Jose Ignacio Cuesta, Paper Abstract, April 10, 2024
Managed Competition vs. Public Procurement in Individual Health Insurance, with Pietro
Managed competition is a widely adopted regulatory setting in the context of government-sponsored health insurance. A key justification for this design is the ability of consumers to choose among plans to foster competition. We explore theoretically and empirically an alternative market design akin to public procurement, in which insurers bid to become the sole provider in a market. While this design mechanically offers less variety to consumers, it may also intensify competition as well as limit risk selection across plans. We set up an empirical horse race between these alternatives using data on choices, costs, and detailed information on provider networks from California's ACA marketplace for 2014--2017. We find that for a class of incentive-compatible scoring auctions, the gains from stronger competition and lower risk skimming incentives between plans are larger than the losses due to less plan variety.
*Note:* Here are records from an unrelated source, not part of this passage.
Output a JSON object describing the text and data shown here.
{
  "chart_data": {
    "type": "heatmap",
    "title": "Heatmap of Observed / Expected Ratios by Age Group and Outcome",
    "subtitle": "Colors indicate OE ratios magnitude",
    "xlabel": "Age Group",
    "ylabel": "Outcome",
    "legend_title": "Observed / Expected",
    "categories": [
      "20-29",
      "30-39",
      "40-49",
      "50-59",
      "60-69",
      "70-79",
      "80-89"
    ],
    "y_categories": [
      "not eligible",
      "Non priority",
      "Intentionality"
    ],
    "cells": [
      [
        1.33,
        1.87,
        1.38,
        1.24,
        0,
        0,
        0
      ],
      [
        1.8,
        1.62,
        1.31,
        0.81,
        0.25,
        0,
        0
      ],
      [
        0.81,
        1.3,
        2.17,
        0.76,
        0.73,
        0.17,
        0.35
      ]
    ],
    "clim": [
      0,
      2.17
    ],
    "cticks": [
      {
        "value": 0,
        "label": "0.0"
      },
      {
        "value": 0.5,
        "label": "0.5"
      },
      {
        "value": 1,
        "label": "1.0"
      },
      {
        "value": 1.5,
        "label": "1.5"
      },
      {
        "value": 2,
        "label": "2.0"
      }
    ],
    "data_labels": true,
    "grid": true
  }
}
These gains are stronger in more concentrated markets, when using scoring mechanisms that put weight on plan quality, and for individuals with a lower propensity to purchase coverage. A scoring rule that aligns with consumer preferences for quality and premiums increases average consumer surplus by $113/year and enrollment by 0.4 percentage points. These are approximately a third of the gains of moving from oligopoly pricing to a perfectly competitive benchmark.